Eeeeeeeeeew. The tech in a friend's lab was the one who walked in on him. Serious moral terpitude.
Okay. Here are a few more.
How about Hunter for phosphotyrosine, with Jack Dixon for Pi phosphatases and Brian Druker (who got the clinical Lasker this year) for Gleevec, which is after all a Tyr kinase inhibitor?
TOR is *way* premature, and it's only one of several metabolic integrators. That it's important is clear, but no one knows how it works, at so many levels. Anyway there was already a Nobel for kinase-mediated metabolic control (Krebs/Fischer).
Robin Irvine and Sol Snyder - not Cantley - for Phosphoinositide and IP3/Ca2+ signaling?
Innate immunity? That's tough, since Janeway died.
Chaperones and protein quality control? Hartl and Peter Walter? I would love to see PW get it.

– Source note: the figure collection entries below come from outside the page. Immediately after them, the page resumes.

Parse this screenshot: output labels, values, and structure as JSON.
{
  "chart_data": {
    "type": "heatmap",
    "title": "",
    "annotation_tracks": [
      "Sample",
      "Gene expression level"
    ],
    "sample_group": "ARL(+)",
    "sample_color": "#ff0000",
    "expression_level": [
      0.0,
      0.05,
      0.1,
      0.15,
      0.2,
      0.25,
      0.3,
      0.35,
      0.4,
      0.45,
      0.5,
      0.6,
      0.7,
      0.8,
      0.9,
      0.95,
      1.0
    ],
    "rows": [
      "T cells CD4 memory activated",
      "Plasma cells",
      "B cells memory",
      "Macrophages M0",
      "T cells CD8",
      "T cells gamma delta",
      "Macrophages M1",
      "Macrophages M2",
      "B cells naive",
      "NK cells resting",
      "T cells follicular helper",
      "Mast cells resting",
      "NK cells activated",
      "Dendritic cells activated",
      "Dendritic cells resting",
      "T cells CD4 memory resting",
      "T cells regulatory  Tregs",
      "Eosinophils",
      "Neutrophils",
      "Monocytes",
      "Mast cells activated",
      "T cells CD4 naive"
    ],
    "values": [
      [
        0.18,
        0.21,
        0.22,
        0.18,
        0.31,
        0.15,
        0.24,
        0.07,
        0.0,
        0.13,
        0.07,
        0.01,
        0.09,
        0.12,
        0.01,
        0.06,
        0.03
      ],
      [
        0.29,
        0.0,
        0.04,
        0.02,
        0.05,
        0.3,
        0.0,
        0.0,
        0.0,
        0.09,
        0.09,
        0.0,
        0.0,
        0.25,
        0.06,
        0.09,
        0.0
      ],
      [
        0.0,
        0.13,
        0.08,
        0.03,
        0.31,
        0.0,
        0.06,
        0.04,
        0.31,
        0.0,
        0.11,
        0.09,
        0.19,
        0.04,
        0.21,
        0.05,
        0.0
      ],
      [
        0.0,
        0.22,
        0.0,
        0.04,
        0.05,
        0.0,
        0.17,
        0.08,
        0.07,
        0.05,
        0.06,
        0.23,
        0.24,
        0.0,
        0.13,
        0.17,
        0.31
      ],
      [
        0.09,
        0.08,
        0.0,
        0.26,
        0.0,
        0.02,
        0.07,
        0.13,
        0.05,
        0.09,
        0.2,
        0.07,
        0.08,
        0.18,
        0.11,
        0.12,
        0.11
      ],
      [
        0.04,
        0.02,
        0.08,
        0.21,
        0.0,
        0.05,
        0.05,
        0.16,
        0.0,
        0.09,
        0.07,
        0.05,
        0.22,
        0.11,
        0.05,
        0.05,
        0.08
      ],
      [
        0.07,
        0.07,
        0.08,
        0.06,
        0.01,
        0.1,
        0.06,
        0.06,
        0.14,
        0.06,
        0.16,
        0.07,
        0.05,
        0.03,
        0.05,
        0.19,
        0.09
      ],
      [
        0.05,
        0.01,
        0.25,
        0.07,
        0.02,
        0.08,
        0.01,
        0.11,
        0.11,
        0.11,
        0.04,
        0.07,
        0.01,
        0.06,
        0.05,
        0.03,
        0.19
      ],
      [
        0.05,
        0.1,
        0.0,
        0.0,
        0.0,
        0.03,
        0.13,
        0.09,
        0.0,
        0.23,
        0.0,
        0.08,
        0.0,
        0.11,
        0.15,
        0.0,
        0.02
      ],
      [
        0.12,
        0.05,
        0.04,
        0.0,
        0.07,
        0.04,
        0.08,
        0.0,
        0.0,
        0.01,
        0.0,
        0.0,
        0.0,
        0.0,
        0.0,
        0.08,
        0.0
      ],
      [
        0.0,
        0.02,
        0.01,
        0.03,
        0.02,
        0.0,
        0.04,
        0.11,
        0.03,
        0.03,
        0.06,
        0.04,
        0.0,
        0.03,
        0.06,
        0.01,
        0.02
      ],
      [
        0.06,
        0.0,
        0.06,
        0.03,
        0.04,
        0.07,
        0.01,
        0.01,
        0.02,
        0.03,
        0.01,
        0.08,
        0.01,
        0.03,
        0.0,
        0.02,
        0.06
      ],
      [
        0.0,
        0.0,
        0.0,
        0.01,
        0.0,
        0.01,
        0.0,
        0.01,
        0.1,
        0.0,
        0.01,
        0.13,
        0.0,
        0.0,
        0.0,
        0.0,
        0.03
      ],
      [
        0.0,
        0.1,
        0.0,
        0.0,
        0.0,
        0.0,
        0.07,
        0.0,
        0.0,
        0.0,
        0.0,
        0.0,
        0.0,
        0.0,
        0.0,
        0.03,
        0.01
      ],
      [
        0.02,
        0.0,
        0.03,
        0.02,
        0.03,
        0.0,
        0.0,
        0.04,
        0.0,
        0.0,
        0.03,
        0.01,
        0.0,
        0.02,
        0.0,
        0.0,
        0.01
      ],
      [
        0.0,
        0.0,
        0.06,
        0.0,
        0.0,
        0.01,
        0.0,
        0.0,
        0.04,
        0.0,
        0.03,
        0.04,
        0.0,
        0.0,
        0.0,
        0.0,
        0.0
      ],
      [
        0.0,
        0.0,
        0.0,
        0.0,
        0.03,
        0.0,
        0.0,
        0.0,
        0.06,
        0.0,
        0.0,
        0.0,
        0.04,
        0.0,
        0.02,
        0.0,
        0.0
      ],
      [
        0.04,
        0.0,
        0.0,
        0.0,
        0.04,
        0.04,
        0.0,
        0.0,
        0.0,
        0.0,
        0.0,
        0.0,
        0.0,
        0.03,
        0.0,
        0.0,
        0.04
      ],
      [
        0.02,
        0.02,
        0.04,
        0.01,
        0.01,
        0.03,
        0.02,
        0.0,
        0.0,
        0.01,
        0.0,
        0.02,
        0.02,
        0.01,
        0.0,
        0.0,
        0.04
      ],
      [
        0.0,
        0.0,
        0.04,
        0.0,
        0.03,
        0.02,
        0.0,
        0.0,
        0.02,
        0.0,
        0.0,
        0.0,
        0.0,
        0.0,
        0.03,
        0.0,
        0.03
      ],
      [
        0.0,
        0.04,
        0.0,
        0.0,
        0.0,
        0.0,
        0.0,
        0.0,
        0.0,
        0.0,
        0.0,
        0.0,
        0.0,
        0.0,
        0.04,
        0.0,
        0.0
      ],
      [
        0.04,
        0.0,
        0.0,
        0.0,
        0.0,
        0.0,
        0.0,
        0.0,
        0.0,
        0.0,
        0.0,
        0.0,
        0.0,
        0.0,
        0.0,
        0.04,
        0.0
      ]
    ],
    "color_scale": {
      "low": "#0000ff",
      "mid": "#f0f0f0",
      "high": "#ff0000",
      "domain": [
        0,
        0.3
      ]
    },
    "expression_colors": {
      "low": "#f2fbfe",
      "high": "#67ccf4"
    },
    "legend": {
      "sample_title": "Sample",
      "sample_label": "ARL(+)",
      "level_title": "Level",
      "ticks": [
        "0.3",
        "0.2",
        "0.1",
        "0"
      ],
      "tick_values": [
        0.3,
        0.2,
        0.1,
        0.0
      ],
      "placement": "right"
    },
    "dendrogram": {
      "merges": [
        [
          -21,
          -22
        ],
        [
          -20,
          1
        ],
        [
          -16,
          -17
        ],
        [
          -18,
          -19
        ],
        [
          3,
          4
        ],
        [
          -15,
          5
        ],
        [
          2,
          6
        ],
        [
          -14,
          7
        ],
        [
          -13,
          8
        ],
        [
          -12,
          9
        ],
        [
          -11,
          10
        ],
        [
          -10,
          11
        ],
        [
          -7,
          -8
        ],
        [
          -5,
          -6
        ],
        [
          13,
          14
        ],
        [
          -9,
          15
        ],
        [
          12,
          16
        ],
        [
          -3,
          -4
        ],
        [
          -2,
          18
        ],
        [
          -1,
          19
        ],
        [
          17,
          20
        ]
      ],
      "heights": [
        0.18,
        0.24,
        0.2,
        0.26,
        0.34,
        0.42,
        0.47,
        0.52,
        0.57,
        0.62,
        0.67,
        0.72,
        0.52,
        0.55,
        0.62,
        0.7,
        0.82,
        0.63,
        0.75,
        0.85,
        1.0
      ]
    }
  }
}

Nuclear receptors for steroids and other things: Ellwood Jensen, Pierre Chambon, and Ron Evans.
Yoshinori Ohsumi and Dan Klionsky for autophagy. It'd be pretty funny if that happened before Rothman/Schekman.
I doubt that Hall could get it, at least solo, for small G-protein switches. There was simply too much earlier work by others on Ras before Hall's groundbreaking work on the Rho's. They're really just an instance, not significantly mechanistically different. Really one might go back to the ribosomal GTPases which provided the template for all of that later work.
But in the end I agree that the person whom I'd most like to see get it is Shinya Inoue. I really see his contributions as more radical, significant, and imaginative than those of Tsien or Chalfie, and they deserved the Nobel. Shinya even more so then.
and another one checked off the list, after GFP last year :)
Three generous & kind individuals. I am very happy for them.
the list keeps getting shorter. I guess, next year you have to come up with some new possible recepients?? It's great that they gave it to the ribosome this year, though.
doubt that Hall could get it, at least solo, for small G-protein switches.
Why is Keith Yamamoto overlooked when their are discussions of steroid receptor nobels.
here is a quote from an abstract of a paper in 1972!! (evans and chambon wouldnt touch them until years later)
"These results are interpreted in terms of a model for action of estrogen in which the hormone potentiates binding of receptor to DNA, and in turn, the DNA-binding process triggers the cell response."
Proc Natl Acad Sci U S A. 1972 Aug;69(8):2105-9.